To this reader, Stealing My Religion accomplishes what it sets out to do and then some. Bucar takes on a messy and often alienating topic – how we understand and make room for critical understandings of, and conversations about, religion in society. Bucar’s book helped me understand why, for example, the yoga seasonal trinkets in my grocery store exist and why people might want to buy them. She does so by explaining how common appropriation has become in our capitalist world, and how it, “relies on and contributes to existing forms of structural injustice.” Moreover, she shines a bright if uncomfortable light on how, as U.S. Americans, we are inured to this mechanism because most of us experience and consume appropriation as culture. Put another way, those yoga tchotchkes exist and might even sell because they meld symbols of white U.S. Christianity with Hinduism in a way that still keeps majoritarian Christian holidays at the center of how we organize time and our shared lives as members of a society.

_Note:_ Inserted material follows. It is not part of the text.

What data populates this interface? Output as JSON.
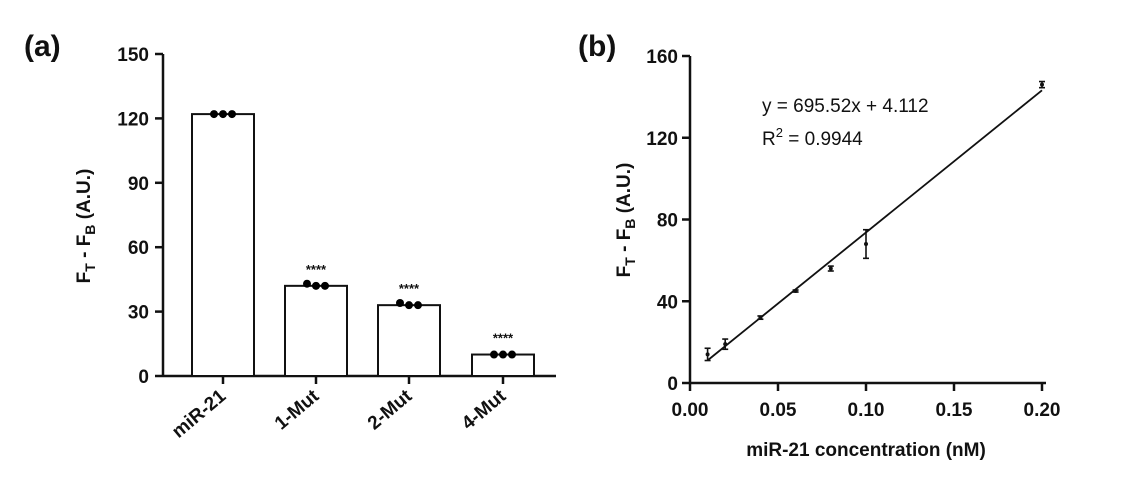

Ultimately, Bucar imparts to her readers a clear and unsettling awareness of how fundamental religious appropriation is to U.S. forms of liberalism. And she offers us a path forward, reminding her readers in her conclusion that we can and should resist normalizing these sorts of everyday harms: “the ability to say ‘No, I shouldn’t do this [or buy this or support this] even though I know I can’ is a powerful acknowledgement of personal privilege and a commitment to not allowing inherited entitlement to continue unchecked.”
Rumya S. Putcha is an assistant professor of music and women’s studies at the University of Georgia. Her first book, The Dancer’s Voice: Performance and Womanhood in Transnational India (Duke University Press), will be released in December 2022. Her next book, Namaste Nation: Orientalism and Yoga in the 21st Century, explores how ideas of health are performed as public expressions of identity.